INVIVO ANTI-NUCLEAR ANTIBODIES IN EPITHELIAL BIOPSIES IN SLE AND OTHER CONNECTIVE-TISSUE DISEASES

  • 1 January 1979
    • journal article
    • research article
    • Vol. 38  (3) , 424-435
Abstract
In vivo anti-nuclear antibody (ANA) was observed by direct immunofluorescence microscopy in epithelial cell nuclei in 44 biopsies from 33 patients. The tissue containing the ANA was macroscopically normal in 27 patients. The 33 patients with in vivo biopsy ANA included 23 with SLE (systemic lupus erythematosus); 3 with mixed connective tissue disease; 2 each with multisystem Sjogren''s syndrome, dermatomyositis and progressive systemic sclerosis; and 1 with rheumatoid arthritis. Features of sicca syndrome were noted in 17 patients.
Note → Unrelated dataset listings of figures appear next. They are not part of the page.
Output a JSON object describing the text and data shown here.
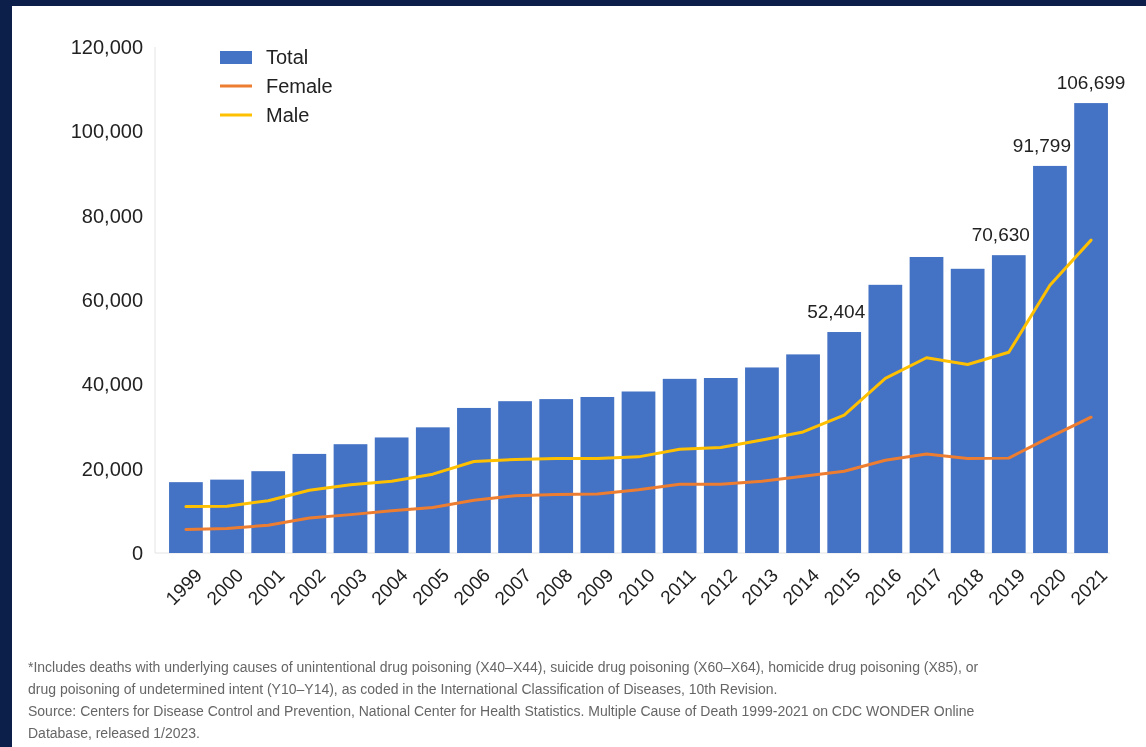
{
  "chart_data": {
    "type": "bar",
    "categories": [
      "1999",
      "2000",
      "2001",
      "2002",
      "2003",
      "2004",
      "2005",
      "2006",
      "2007",
      "2008",
      "2009",
      "2010",
      "2011",
      "2012",
      "2013",
      "2014",
      "2015",
      "2016",
      "2017",
      "2018",
      "2019",
      "2020",
      "2021"
    ],
    "series": [
      {
        "name": "Total",
        "color": "#4472c4",
        "values": [
          16800,
          17400,
          19400,
          23500,
          25800,
          27400,
          29800,
          34400,
          36000,
          36500,
          37000,
          38300,
          41300,
          41500,
          44000,
          47100,
          52404,
          63600,
          70200,
          67400,
          70630,
          91799,
          106699
        ],
        "value_labels": [
          null,
          null,
          null,
          null,
          null,
          null,
          null,
          null,
          null,
          null,
          null,
          null,
          null,
          null,
          null,
          null,
          "52,404",
          null,
          null,
          null,
          "70,630",
          "91,799",
          "106,699"
        ]
      },
      {
        "name": "Female",
        "type": "line",
        "color": "#ed7d31",
        "values": [
          5600,
          5800,
          6600,
          8300,
          9100,
          10000,
          10800,
          12500,
          13600,
          13900,
          14000,
          15000,
          16300,
          16300,
          17000,
          18200,
          19400,
          22000,
          23500,
          22400,
          22500,
          27500,
          32200
        ]
      },
      {
        "name": "Male",
        "type": "line",
        "color": "#ffc000",
        "values": [
          11000,
          11100,
          12400,
          14900,
          16200,
          17000,
          18700,
          21700,
          22200,
          22400,
          22400,
          22800,
          24600,
          25000,
          26800,
          28700,
          32700,
          41400,
          46300,
          44700,
          47600,
          63500,
          74200
        ]
      }
    ],
    "ylim": [
      0,
      120000
    ],
    "yticks": [
      {
        "value": 0,
        "label": "0"
      },
      {
        "value": 20000,
        "label": "20,000"
      },
      {
        "value": 40000,
        "label": "40,000"
      },
      {
        "value": 60000,
        "label": "60,000"
      },
      {
        "value": 80000,
        "label": "80,000"
      },
      {
        "value": 100000,
        "label": "100,000"
      },
      {
        "value": 120000,
        "label": "120,000"
      }
    ],
    "grid": false,
    "legend": "top left",
    "marker": "none",
    "line_style": "solid",
    "annotations": [
      "*Includes deaths with underlying causes of unintentional drug poisoning (X40–X44), suicide drug poisoning (X60–X64), homicide drug poisoning (X85), or drug poisoning of undetermined intent (Y10–Y14), as coded in the International Classification of Diseases, 10th Revision.",
      "Source: Centers for Disease Control and Prevention, National Center for Health Statistics. Multiple Cause of Death 1999-2021 on CDC WONDER Online Database, released 1/2023."
    ]
  }
}
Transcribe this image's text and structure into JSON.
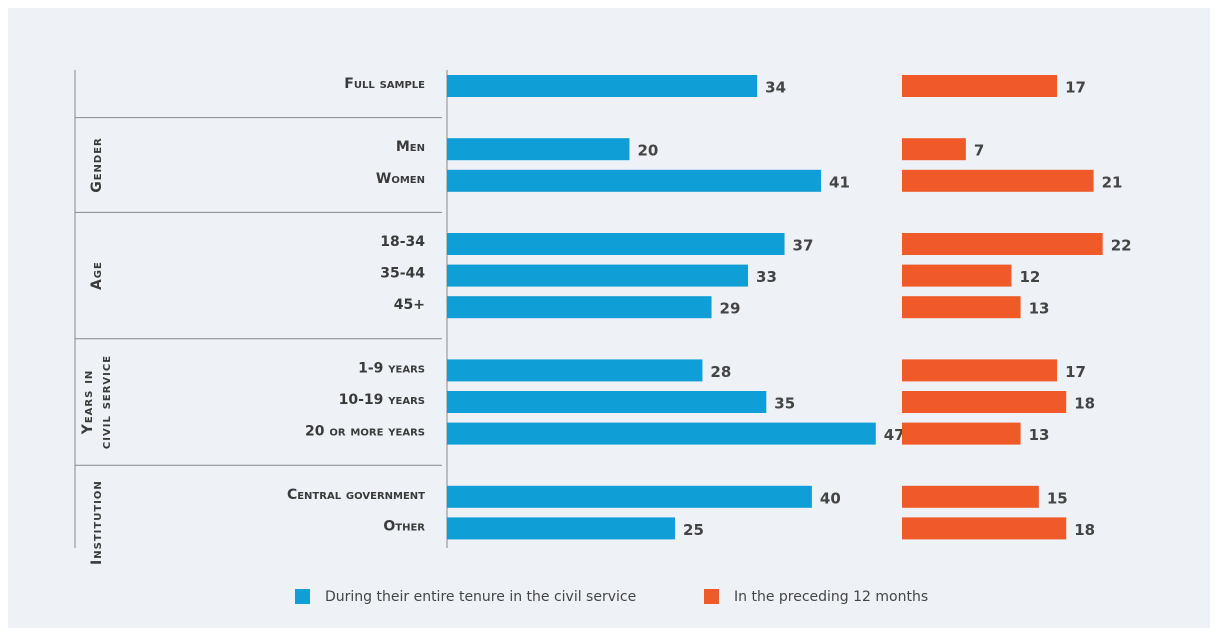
{
  "chart_data": {
    "type": "bar",
    "categories": [
      "Full sample",
      "Men",
      "Women",
      "18-34",
      "35-44",
      "45+",
      "1-9 years",
      "10-19 years",
      "20 or more years",
      "Central government",
      "Other"
    ],
    "category_groups": [
      null,
      "Gender",
      "Gender",
      "Age",
      "Age",
      "Age",
      "Years in civil service",
      "Years in civil service",
      "Years in civil service",
      "Institution",
      "Institution"
    ],
    "series": [
      {
        "name": "During their entire tenure in the civil service",
        "color": "#0f9ed5",
        "values": [
          34,
          20,
          41,
          37,
          33,
          29,
          28,
          35,
          47,
          40,
          25
        ]
      },
      {
        "name": "In the preceding 12 months",
        "color": "#f05a28",
        "values": [
          17,
          7,
          21,
          22,
          12,
          13,
          17,
          18,
          13,
          15,
          18
        ]
      }
    ],
    "xlim": [
      0,
      49
    ],
    "legend": "bottom"
  }
}
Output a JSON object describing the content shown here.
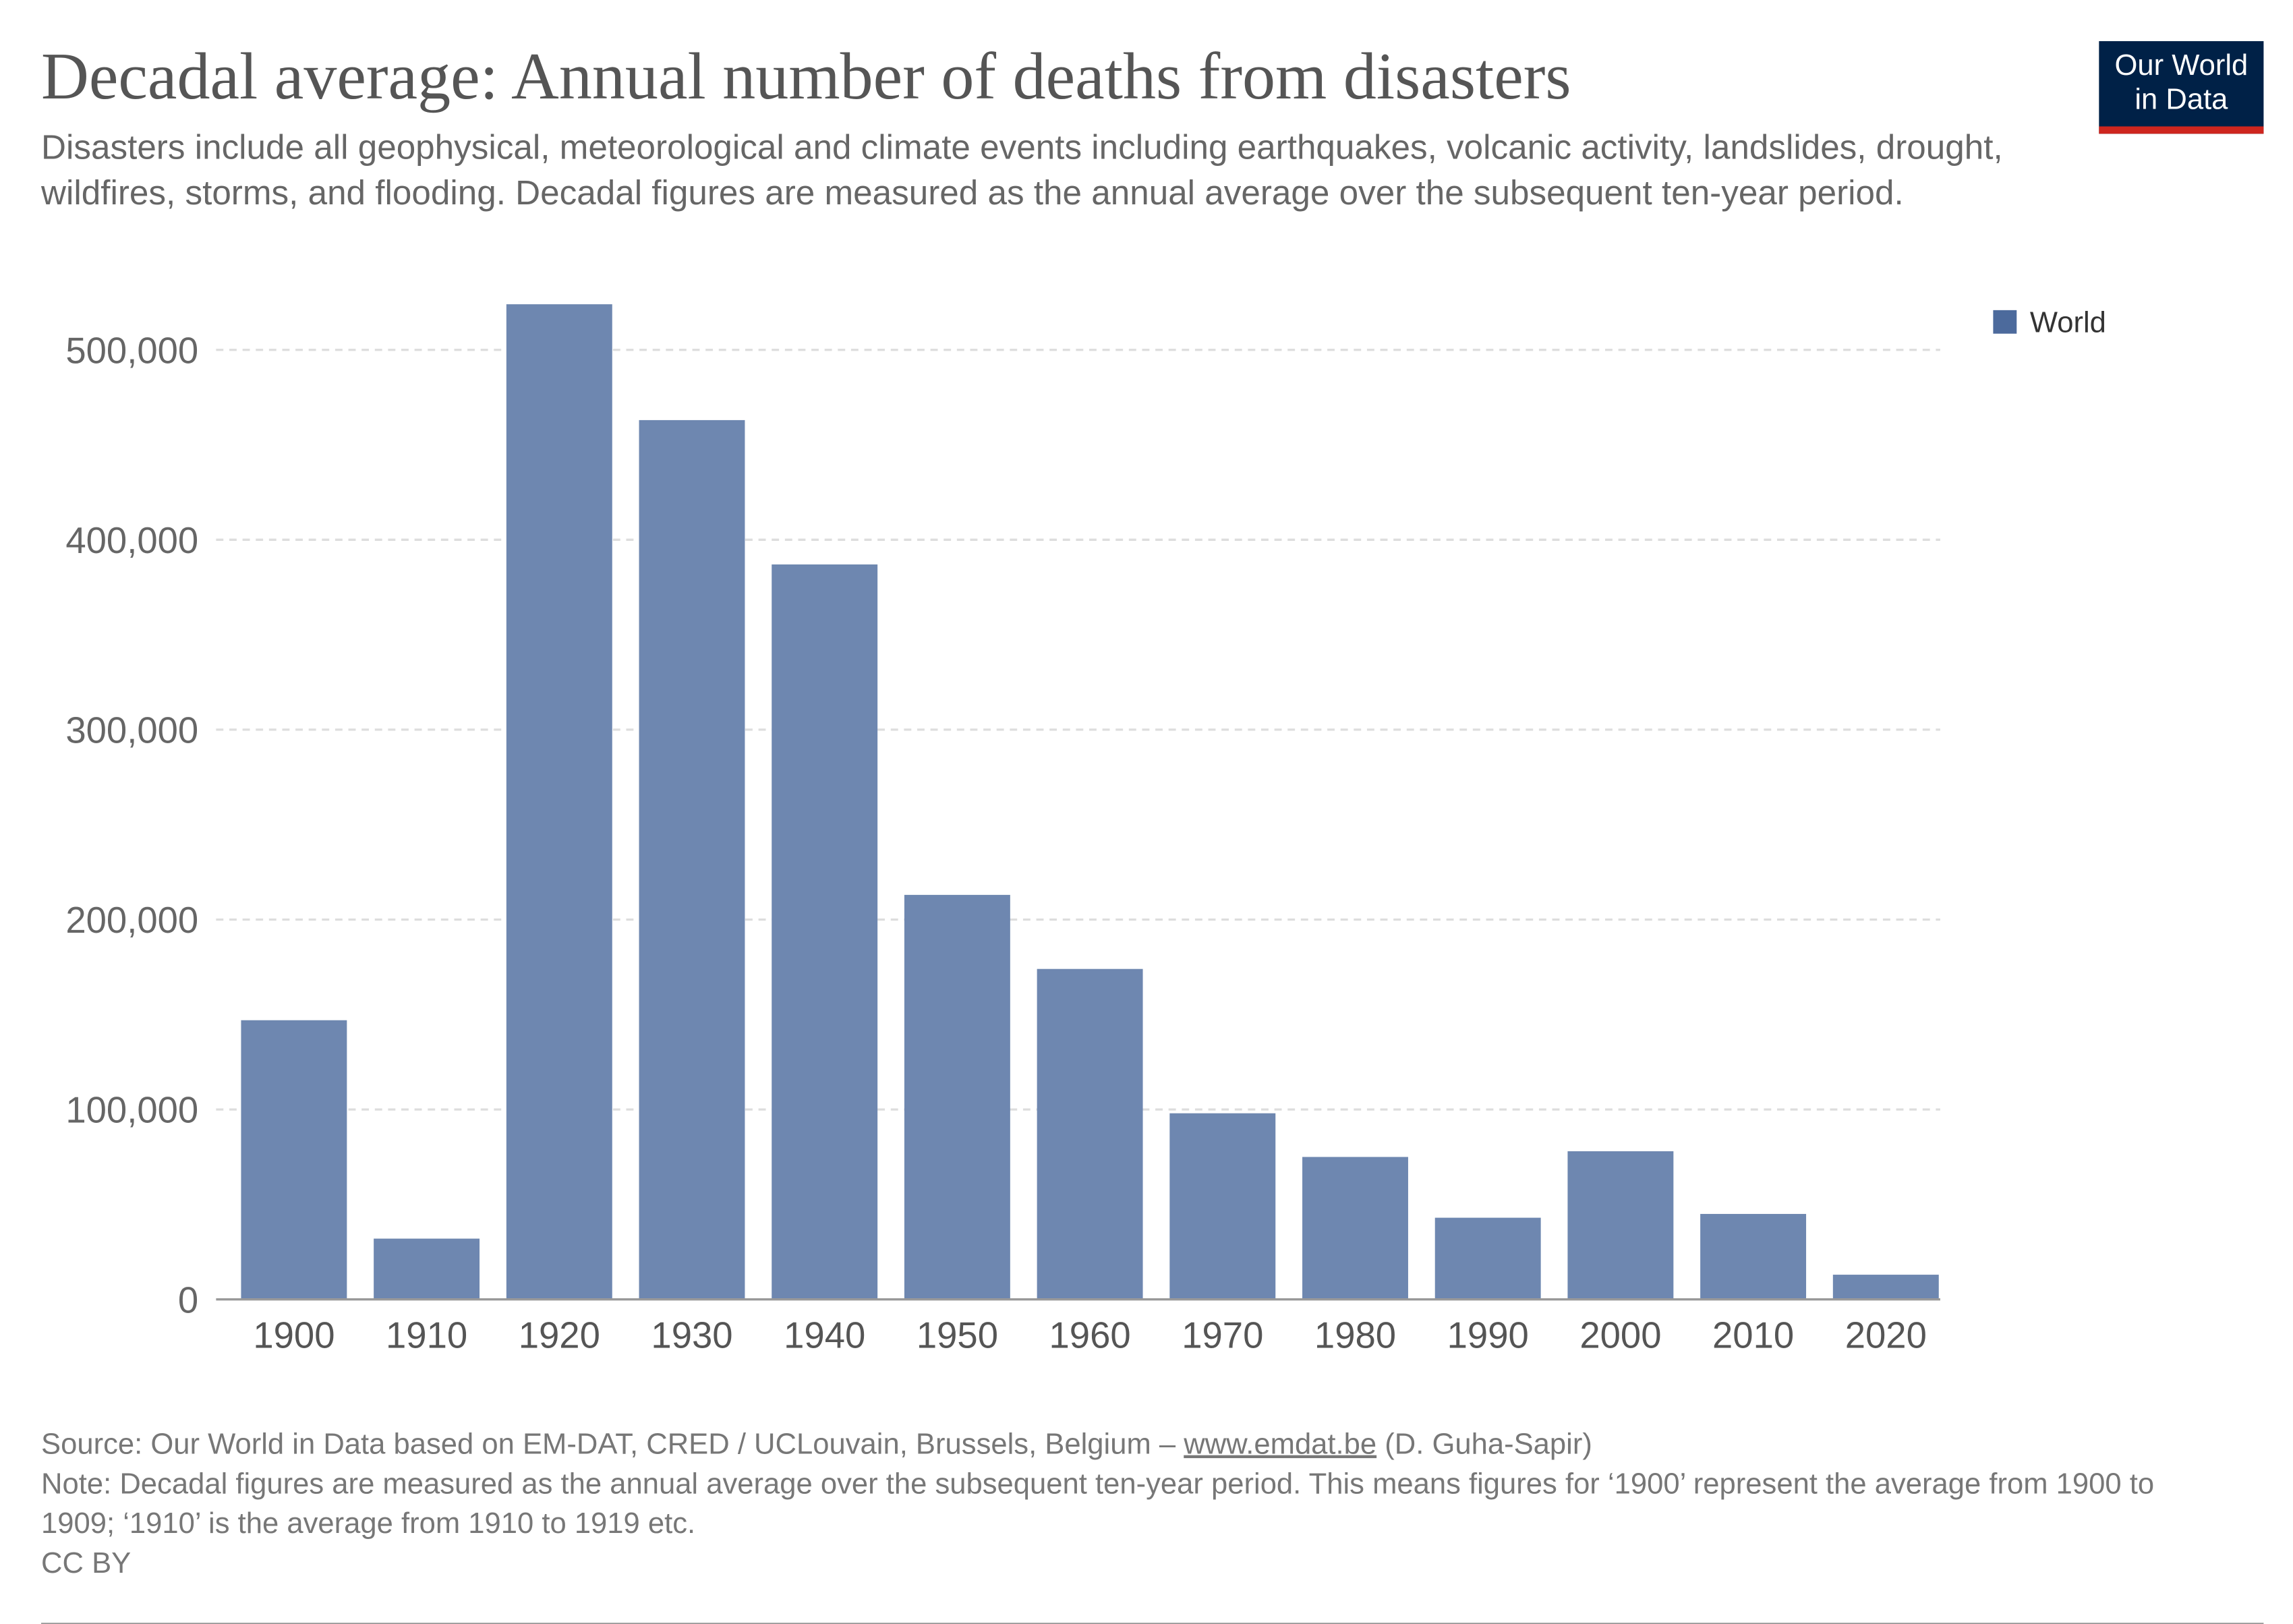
{
  "header": {
    "title": "Decadal average: Annual number of deaths from disasters",
    "subtitle": "Disasters include all geophysical, meteorological and climate events including earthquakes, volcanic activity, landslides, drought, wildfires, storms, and flooding. Decadal figures are measured as the annual average over the subsequent ten-year period.",
    "logo_line1": "Our World",
    "logo_line2": "in Data"
  },
  "chart_data": {
    "type": "bar",
    "title": "Decadal average: Annual number of deaths from disasters",
    "xlabel": "",
    "ylabel": "",
    "categories": [
      "1900",
      "1910",
      "1920",
      "1930",
      "1940",
      "1950",
      "1960",
      "1970",
      "1980",
      "1990",
      "2000",
      "2010",
      "2020"
    ],
    "series": [
      {
        "name": "World",
        "color": "#6e87b0",
        "values": [
          147000,
          32000,
          524000,
          463000,
          387000,
          213000,
          174000,
          98000,
          75000,
          43000,
          78000,
          45000,
          13000
        ]
      }
    ],
    "ylim": [
      0,
      524000
    ],
    "yticks": [
      0,
      100000,
      200000,
      300000,
      400000,
      500000
    ],
    "ytick_labels": [
      "0",
      "100,000",
      "200,000",
      "300,000",
      "400,000",
      "500,000"
    ],
    "grid": "horizontal dashed",
    "legend": "top-right",
    "legend_color": "#4c6a9c"
  },
  "footer": {
    "source_prefix": "Source: Our World in Data based on EM-DAT, CRED / UCLouvain, Brussels, Belgium – ",
    "source_link": "www.emdat.be",
    "source_suffix": " (D. Guha-Sapir)",
    "note": "Note: Decadal figures are measured as the annual average over the subsequent ten-year period. This means figures for ‘1900’ represent the average from 1900 to 1909; ‘1910’ is the average from 1910 to 1919 etc.",
    "license": "CC BY"
  }
}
The patterns of the in vivo biopsy ANA in the 33 patients were speckled (21), homogeneous (6), nodular (2) and both speckled and homogeneous (4). Complement was not detected in the epithelial cell nuclei. Immunoglobulin(s) and/or complement were deposited along the dermoepidermal junction in 32 of the 44 biopsies and in dermal blood vessels in 22 biopsies. Each patient had serum ANA against rat liver substrate; 27 had high titer ANA (1 in 1000 or greater). Elevated levels of DNA-binding were found in 20 patients (61%) but the level of DNA-binding did not correlate with the intensity of in vivo biopsy ANA staining. Serum antibody to ribonucleoprotein (RNP) was present in 8 of the 23 patients tested (35%); all 8 had clinical features of sicca syndrome. Hypocomplementemia was found in 13 patients (40%), all of whom had active SLE. In vivo biopsy ANA appears to be a real phenomenon of unknown etiology and not an artifact which is found in some patients with active multisystem autoimmune disease, especially SLE.